OP – Com essas unidades fechadas, quantos presos foram movimentados?
MA – Na faixa de 3.500 presos, trazidos para a Capital, Região Metropolitana e distribuídos no próprio Interior. E tem uma vantagem também: a gente conseguiu colocar 460 na tornozeleira, só em janeiro, que estavam no regime fechado, e eram do semiaberto. E vamos fechar na casa dos 780 presos na tornozeleira só no Interior. Já está em andamento e só faltam as audiências. Somente os presos que estavam nas unidades que foram fechadas no Interior. Eles nem vieram, já foram para a tornozeleira. Faltam 320. Todos já têm condições de estar em liberdade, no convívio com a família, e a grande vantagem é que a gente tem o controle dele. Ele está monitorado. Muitas vezes, no semiaberto, tem o problema da pessoa sair, passar o dia todo sem fazer nada, voltar à noite e você não saber onde ela esteve durante o dia. E agora você tem o raio-x e fica fácil do Judiciário fiscalizar o cumprimento da pena. É muito importante e dá uma real oportunidade para a pessoa não voltar mais para o sistema. Mas, se quiser voltar, a gente cuida.
OP – Como fazer para evitar um colapso do sistema com a quantidade de presos que está vindo?
MA – Colapso de quê?
OP – Do sistema, com a superlotação das unidades…
MA – Mas aí é um engano. Isso é um engano. Colapso estava. Estamos acabando com o colapso que tinha. Nós tínhamos cento e tantas unidades que não era lugar de se colocar um ser humano. Eu estou arrumando o colapso que estava. O grande engano é a pessoa achar que eu concentrar pessoas num local vai colapsar. E o problema não é esse. O problema é que, vamos supor, eu tinha uma unidade com 70 presos. E ela não tinha esgoto, não tinha banho de sol, não tinha atendimento médico, não tinha assistência jurídica, isso é colapso. Agora eu peguei essas 70 pessoas, coloquei com mais 70 pessoas, ou com mais 1.000 pessoas, e consigo dar atendimento, todo mundo vacinado. Imagina a população de um bairro com todo mundo vacinado. Tem? Não tem. E de forma maciça. Todo mundo tratado. Assistência jurídica. Nós estamos com um mutirão, coloquei 36 advogados da secretaria para revisar todos os processos, junto com a Defensoria. A Defensoria Pública só vai fazer o papel de fazer a petição. Vamos deixar tudo pronto. Eles vão passar por todos os presos do sistema. Cada unidade, uma semana. Independentemente da quantidade de presos que eu tenho lá. Então, quer dizer, isso é colapso? É a mesma coisa que fiz no RN. Quebrei o paradigma que o problema de cadeia não é a quantidade de presos que eu tenho lá. É o tipo de situação em que eles estão. A gente está mostrando que tem mais gente dentro da unidade e está tratando o preso com dignidade e conforto, inclusive, e com mais segurança, que eles não tinham. E muitos presos agradecem. O preso agradece. ‘Secretário, agora eu estou liberto. Porque, antes, eu não estava’. Antes, o cara pegava ele dentro da cela, a família era explorada, o cara parava o caminhão na casa dele para pagar dívida, levava televisão, geladeira, fazia e acontecia. Por último, a família era expulsa. Quando a casa era própria, era expulsa do local.

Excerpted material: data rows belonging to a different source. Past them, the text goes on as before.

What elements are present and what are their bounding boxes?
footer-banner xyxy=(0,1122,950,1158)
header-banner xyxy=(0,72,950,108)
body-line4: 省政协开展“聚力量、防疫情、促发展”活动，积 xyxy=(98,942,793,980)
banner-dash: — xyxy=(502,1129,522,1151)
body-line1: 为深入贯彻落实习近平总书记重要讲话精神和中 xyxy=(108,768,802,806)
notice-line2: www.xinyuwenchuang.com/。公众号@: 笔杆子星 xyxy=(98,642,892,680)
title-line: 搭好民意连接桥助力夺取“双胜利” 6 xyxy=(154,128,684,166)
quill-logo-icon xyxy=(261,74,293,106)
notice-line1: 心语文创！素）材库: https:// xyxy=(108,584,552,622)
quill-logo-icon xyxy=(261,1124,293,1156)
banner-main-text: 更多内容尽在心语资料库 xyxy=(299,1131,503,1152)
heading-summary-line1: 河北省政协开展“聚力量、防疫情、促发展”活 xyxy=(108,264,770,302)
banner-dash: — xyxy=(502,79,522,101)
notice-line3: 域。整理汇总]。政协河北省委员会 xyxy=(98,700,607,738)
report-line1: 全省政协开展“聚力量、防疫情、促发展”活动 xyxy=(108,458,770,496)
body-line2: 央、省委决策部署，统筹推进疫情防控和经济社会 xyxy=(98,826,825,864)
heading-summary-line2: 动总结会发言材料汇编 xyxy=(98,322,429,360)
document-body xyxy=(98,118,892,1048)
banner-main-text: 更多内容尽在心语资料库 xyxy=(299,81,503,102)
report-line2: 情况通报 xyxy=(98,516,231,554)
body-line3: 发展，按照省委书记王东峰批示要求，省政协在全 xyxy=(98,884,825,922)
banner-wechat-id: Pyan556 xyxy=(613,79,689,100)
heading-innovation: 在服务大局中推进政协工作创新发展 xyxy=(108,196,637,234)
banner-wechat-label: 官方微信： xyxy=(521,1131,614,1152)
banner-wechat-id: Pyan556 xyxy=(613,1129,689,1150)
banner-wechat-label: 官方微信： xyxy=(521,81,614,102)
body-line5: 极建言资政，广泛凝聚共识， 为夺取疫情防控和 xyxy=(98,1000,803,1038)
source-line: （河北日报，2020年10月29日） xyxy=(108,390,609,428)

OP – Há informações sobre o comércio de alimentos levados pela família dos presos. Procede?
MA – Levados para a firma! Tinham supermercados dentro das unidades. Tudo isso! Até o miojo que a gente pegava era do mesmo lote. Até em unidades diferentes a gente conseguiu ver o mesmo lote de macarrão, para se ter uma ideia.
OP – Proibir a entrada de alimentos é uma forma de atacar as finanças das facções no sistema?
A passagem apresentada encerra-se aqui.